La question des commémorations est à discuter. Cela permet à la presse, aux médias, aux institutions, de marquer l’évènement de façon officielle, et de le présenter comme un évènement constitutif de l’Algérie en tant qu’Etat et en tant que nation. Il y a aussi les commémorations organisées par des associations de la société dite civile, et celles faites par des communautés diverses, y compris par la diaspora à l’étranger. Donc, d’une manière ou d’une autre, ces célébrations sont la manifestation de l’unité nationale, et de l’unité, entre la société, les institutions et l’Etat algérien, qui en font un moment fondateur de leur histoire contemporaine. Mais cela ne va pas plus loin, parce que souvent, ces commémorations ne sont ni plus ni moins que de simples rituels. Elles n’ont pas de portée politique réelle. Il n’y a pas de débat de fond entre ces diverses composantes de la nation. Il n’y a pas de discussion dans l’espace public et dans l’espace institutionnel sur les tenants et les aboutissants de cet évènement et les facteurs qui l’ont produit. Et comme le disait un de mes aînés : dès le moment où l’on commémore en grande pompe un évènement ou que l’on édifie une statue monumentale à un personnage illustre, on l’enterre une seconde fois.

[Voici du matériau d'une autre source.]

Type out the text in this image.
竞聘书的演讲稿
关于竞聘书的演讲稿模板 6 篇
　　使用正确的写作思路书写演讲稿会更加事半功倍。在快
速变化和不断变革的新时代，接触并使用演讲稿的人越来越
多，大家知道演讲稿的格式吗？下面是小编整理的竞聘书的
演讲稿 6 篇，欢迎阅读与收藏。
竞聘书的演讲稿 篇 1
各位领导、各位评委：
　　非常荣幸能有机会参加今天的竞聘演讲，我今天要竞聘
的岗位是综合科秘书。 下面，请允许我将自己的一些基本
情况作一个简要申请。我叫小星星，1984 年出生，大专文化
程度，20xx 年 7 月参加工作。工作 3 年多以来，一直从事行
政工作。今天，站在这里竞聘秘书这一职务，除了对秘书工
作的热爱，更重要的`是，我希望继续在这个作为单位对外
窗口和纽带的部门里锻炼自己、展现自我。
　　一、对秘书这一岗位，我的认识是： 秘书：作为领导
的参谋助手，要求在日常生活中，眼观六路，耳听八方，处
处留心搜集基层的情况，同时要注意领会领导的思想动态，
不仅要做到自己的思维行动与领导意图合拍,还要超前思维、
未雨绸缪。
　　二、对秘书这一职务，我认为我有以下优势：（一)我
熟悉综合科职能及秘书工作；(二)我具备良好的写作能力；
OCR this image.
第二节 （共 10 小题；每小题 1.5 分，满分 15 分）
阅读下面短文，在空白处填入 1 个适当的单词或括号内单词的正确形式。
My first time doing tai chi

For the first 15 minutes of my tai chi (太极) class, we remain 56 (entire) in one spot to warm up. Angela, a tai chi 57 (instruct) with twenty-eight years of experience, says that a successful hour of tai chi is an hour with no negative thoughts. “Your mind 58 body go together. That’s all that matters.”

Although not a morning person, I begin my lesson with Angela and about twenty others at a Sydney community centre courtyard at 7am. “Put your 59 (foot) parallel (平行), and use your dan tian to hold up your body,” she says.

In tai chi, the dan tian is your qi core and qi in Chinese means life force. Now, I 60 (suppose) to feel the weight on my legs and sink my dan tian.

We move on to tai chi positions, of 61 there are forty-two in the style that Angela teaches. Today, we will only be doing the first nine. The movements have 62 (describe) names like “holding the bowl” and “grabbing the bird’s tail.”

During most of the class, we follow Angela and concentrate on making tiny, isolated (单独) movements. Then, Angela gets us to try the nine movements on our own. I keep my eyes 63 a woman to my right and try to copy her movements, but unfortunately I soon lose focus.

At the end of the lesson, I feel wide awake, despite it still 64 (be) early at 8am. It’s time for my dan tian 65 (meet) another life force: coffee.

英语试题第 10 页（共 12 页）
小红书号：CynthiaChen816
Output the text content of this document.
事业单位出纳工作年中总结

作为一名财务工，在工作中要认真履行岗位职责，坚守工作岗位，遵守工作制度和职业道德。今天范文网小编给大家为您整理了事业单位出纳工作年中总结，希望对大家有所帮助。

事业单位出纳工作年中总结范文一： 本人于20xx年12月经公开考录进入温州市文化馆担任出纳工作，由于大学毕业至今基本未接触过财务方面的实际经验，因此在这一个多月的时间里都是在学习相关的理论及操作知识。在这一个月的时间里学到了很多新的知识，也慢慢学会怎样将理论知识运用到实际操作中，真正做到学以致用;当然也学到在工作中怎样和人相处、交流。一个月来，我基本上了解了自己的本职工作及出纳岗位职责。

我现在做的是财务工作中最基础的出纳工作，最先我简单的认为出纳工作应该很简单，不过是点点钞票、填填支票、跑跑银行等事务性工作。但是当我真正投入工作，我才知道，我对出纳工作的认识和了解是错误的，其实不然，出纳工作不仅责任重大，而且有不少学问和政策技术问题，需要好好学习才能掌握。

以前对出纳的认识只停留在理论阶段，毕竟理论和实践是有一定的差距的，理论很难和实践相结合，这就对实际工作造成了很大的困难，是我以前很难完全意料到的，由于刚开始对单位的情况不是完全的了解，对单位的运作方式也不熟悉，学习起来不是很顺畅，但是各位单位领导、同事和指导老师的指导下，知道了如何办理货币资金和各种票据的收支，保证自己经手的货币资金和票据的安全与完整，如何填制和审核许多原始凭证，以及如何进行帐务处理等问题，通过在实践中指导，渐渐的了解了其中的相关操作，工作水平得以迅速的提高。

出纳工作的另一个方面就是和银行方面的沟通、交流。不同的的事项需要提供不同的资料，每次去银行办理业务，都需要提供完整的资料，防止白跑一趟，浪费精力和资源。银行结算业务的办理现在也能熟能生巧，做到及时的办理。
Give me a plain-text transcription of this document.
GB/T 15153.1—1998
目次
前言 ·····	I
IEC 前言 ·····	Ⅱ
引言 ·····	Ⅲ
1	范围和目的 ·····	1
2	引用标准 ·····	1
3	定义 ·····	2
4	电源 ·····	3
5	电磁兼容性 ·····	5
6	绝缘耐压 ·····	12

Dans plusieurs de vos écrits, vous soulignez que les premiers groupes qui ont allumé la mèche la nuit du 31 octobre au 1er novembre 1954 étaient mal équipés et manquaient cruellement d’effectifs. Que dans certaines régions, ils n’avaient ni armes ni munitions, ou bien c’était un armement défaillant. Qu’est-ce qui a fait que le déclenchement de l’insurrection ait mobilisé si peu d’hommes et de moyens, d’après vous ? Est-ce un problème de préparation ou bien est-ce une conséquence de la scission au sein du PPA-MTLD ?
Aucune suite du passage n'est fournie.